Improving the quality of our soft tissues (muscles, ligament, tendons, fascia) is of utmost importance. The more we train, the more knots, adhesions and scar tissue that will build up in our body. This will limit our range of motion, slow recovery, decrease our performance and just down-right make us feel bad.

A cheap and very effective way to reduce these knots all over our body, is weekly (and hopefully daily) use of the foam roller and lacrosse ball. These two pieces have changed my life, as well as many of the people that I work with. Sound a little dramatic? Believe me, I am not exaggerating.

When I hit my upper 20s I basically stopped playing basketball because I was so sick of always hurting. Then I discovered the foam roller/lacrosse ball. I can now play, jump on the roller after playing (sometimes I use it before and after playing) and recover to play and/or lift the next day with much less aches and pain. Moving and playing pain-free is so much more enjoyable than always feeling banged-up and in pain.

Playing Basketball

Walking onto the court with focus and bringing the intensity is very important here. A ton can get done in a short period of time. Hour after hour of full court basketball will just lead to more muscular imbalances, knots, pain, and make it very difficult to increase strength.
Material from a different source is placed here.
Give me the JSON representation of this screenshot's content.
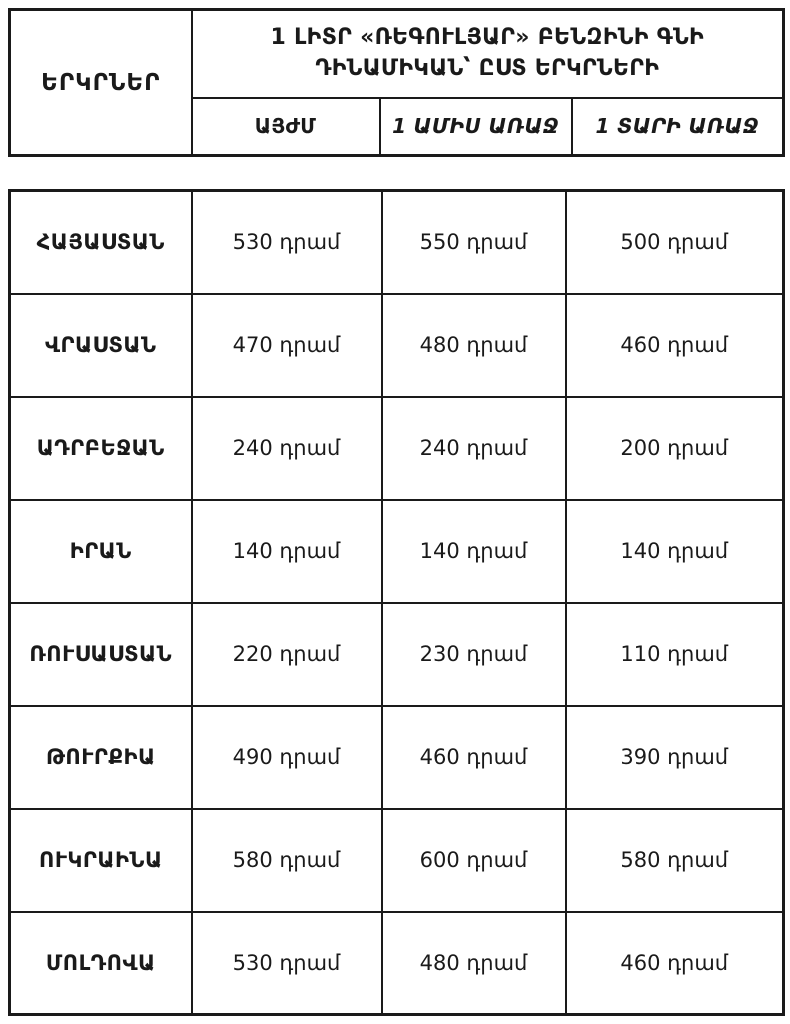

You can still play basketball, but it doesn't ALWAYS have to be full-court pick-up games and/or summer league games. Shooting 100 jump shots or working on creating space off the dribble is a great way to save time, and save your joints the additional pounding (as opposed to more pick-up games) while still helping to develop your skills.

Another important thing to remember: no player (or team) has ever received a trophy for being the best conditioned in the offseason. So please stop all the long distance running in the summer. It is too time-consuming, pounds the joints more, and if done too often, can actually make the fast-twitch muscle fibers take on the properties of your slow-twitch muscle fibers. (not a good thing in a sport that requires explosive strength!)

Unfortunately, many athletes, (and people in any walk of life) succeed in spite of what they do, not because of what they do. Yeah, many, many basketball players have had great careers while playing hour after hour of basketball in the summer. However, if I took that same player, and had this athlete put a bigger emphasis on increasing strength, mobility, and soft tissue work in the off-season, he/she would perform at a higher level, while greatly reducing the chances of injury.

The time has come for basketball players and coaches to adopt an offseason training model that addresses all of their needs. If you are interested in taking your game to the next level, this is the path that will take you there!